Top Blitz Chess Player Alexander Grishchuk Vs. Kuka (A German Robot)!
Матч за звание абсолютного чемпиона мира среди роботов по шахматам
I can't read the Russian description. But here is some in English:
KUKA Monstr, created by the German company KUKA Robotics, one of the world’s largest manufacturers of industrial robots. Though it is younger than its Russian opponent, its creators favored it to win the match. They say that blitz chess is precisely where KUKA can fully manifest its intelligence, accuracy and speed.
Alexander Grischuk played six blitz games against KUKA. In the first three the grandmaster had white, and at first he had the initiative, but he could not break the resistance of his opponent. In fact in the third game he had to take refuge in a rook endgame. After the three draws the "Metallic Mind" had white, and its preponderance became apparent: KUKA Monstr won all three games and the match ended with a score of 4.5:1.5.
Re: Top Blitz Chess Player Alexander Grishchuk Vs. Kuka (A German Robot)!

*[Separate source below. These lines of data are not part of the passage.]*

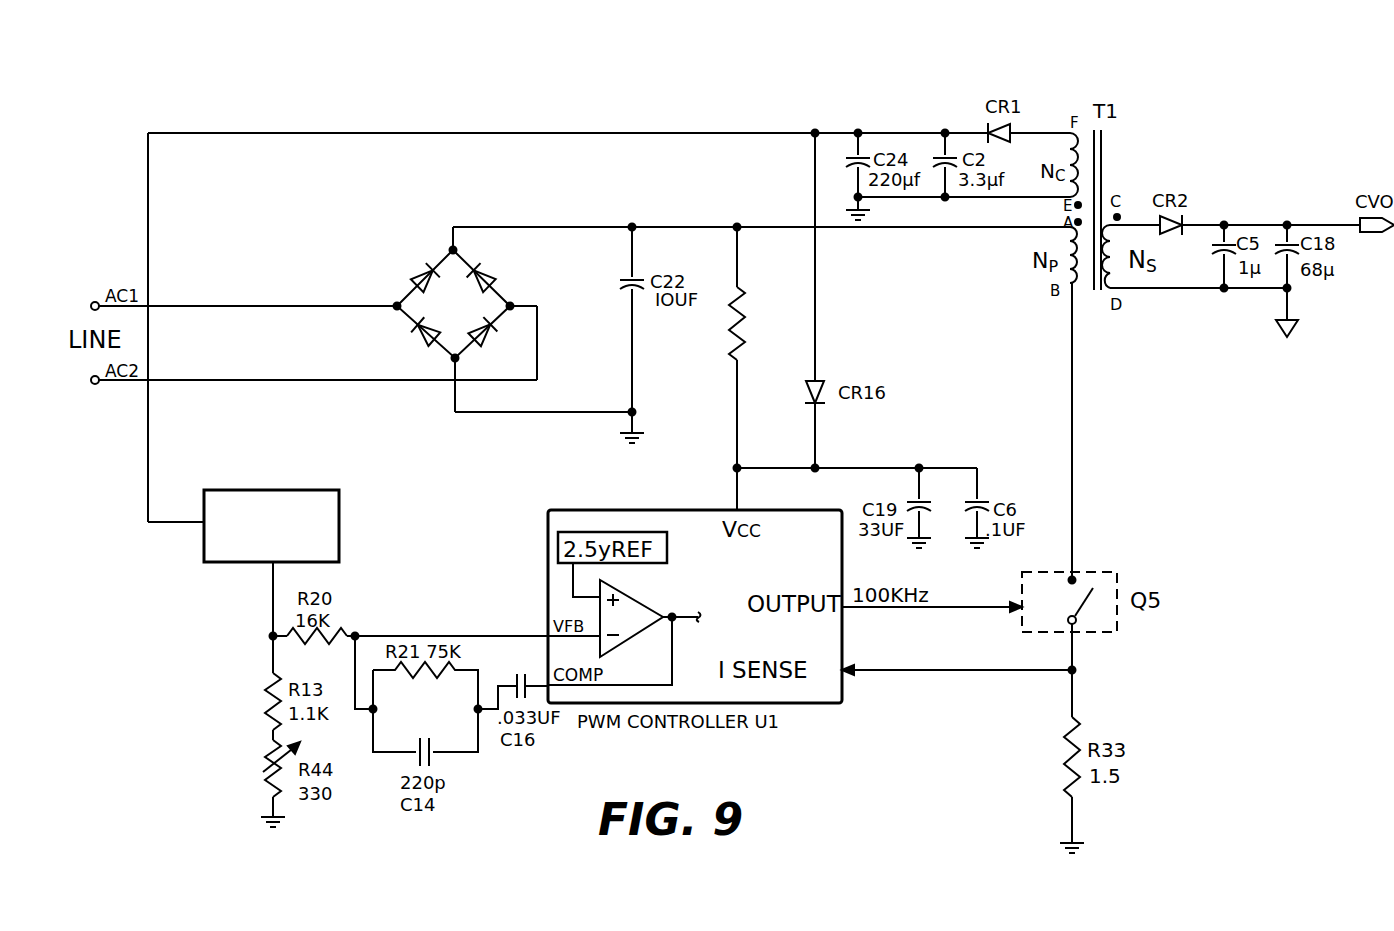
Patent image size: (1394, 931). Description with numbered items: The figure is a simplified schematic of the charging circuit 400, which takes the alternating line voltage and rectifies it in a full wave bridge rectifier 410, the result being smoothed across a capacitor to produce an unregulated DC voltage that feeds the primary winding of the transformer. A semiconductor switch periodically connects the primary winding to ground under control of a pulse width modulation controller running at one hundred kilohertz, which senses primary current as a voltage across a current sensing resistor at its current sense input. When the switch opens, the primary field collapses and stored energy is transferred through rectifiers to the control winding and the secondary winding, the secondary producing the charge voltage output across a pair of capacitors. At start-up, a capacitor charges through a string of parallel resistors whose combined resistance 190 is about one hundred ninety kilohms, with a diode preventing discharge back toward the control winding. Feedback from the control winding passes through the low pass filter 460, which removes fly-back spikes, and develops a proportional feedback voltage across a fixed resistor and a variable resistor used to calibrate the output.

The power supply circuit 400 is at (674, 128).
The bridge rectifier 410 is at (408, 286).
The low pass filter 460 is at (292, 490).
The resistor R34-R42 190 is at (742, 343).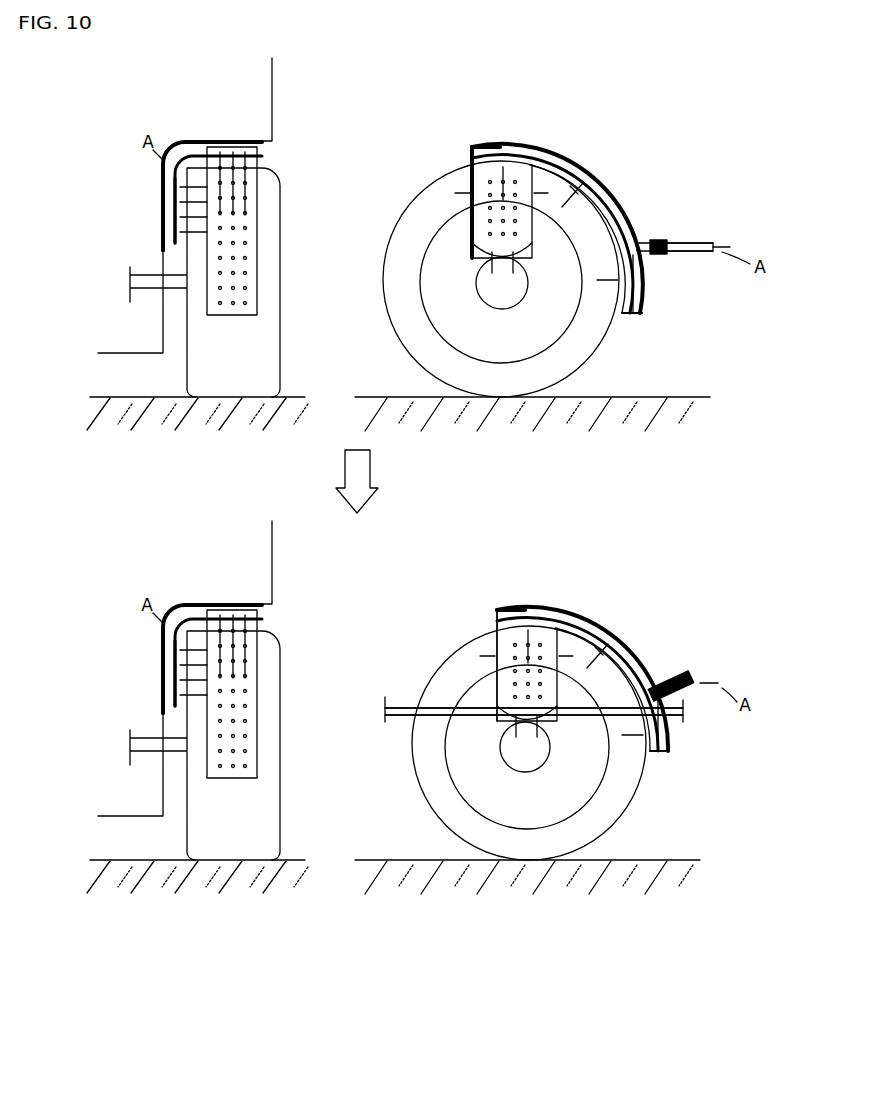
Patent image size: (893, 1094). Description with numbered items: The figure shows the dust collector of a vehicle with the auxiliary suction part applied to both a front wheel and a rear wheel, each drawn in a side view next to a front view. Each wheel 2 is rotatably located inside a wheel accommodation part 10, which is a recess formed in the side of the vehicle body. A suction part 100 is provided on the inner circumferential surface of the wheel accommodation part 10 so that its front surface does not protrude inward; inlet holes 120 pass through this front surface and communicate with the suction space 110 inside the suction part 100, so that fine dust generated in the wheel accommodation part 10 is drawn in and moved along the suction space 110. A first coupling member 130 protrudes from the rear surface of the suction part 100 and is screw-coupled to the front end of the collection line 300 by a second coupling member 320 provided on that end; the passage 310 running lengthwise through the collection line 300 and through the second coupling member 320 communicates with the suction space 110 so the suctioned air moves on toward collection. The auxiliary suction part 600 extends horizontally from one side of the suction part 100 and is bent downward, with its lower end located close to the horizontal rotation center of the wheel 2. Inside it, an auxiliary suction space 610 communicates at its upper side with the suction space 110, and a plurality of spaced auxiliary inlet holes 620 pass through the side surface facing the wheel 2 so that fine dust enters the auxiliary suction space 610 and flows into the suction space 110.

The wheel 2 is at (305, 681).
The wheel accommodation part 10 is at (152, 916).
The suction part 100 is at (231, 599).
The suction space 110 is at (572, 618).
The inlet hole 120 is at (495, 640).
The first coupling member 130 is at (663, 677).
The collection line 300 is at (382, 750).
The passage 310 is at (688, 694).
The second coupling member 320 is at (680, 674).
The auxiliary suction part 600 is at (488, 652).
The auxiliary suction space 610 is at (505, 606).
The auxiliary inlet hole 620 is at (490, 686).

This is a very unfair advantage for the robot. Blitz chess involves a lot of brute force calculations and there's no time to mire the computer in positional quandries with ambiguous results. A chess computer calculates one move at a time to a certain depth (number of moves) and assigns a value based on well worn chess fundamentals. A powerful computer can play beyond the possibility of any human mind as far as depth of moves goes.
In normal tournament play, this is not as big of an advantage because computers can't reliably assign value to possitional factors. Given enough time and preparation, a human can drag a computer into a positional game where the normal value of moves and captures doesn't apply.
In blitz chess, there's no time for that. Hence the fact that the Russian drew 3 times with white and lost 3 with black. Even Chessmaster 9000 can give a good blitz player a run for their money with the correct settings and book openings loaded.
Lasty, psychology. Computers don't feel 'uncomfotable'. You can't put them into a game they don't like. But with humans you can.
Chess is a wonderful game and one of my passions in life. Once we take the human element out, might as well have robots play robots, because it's never a fair match between computers and humans.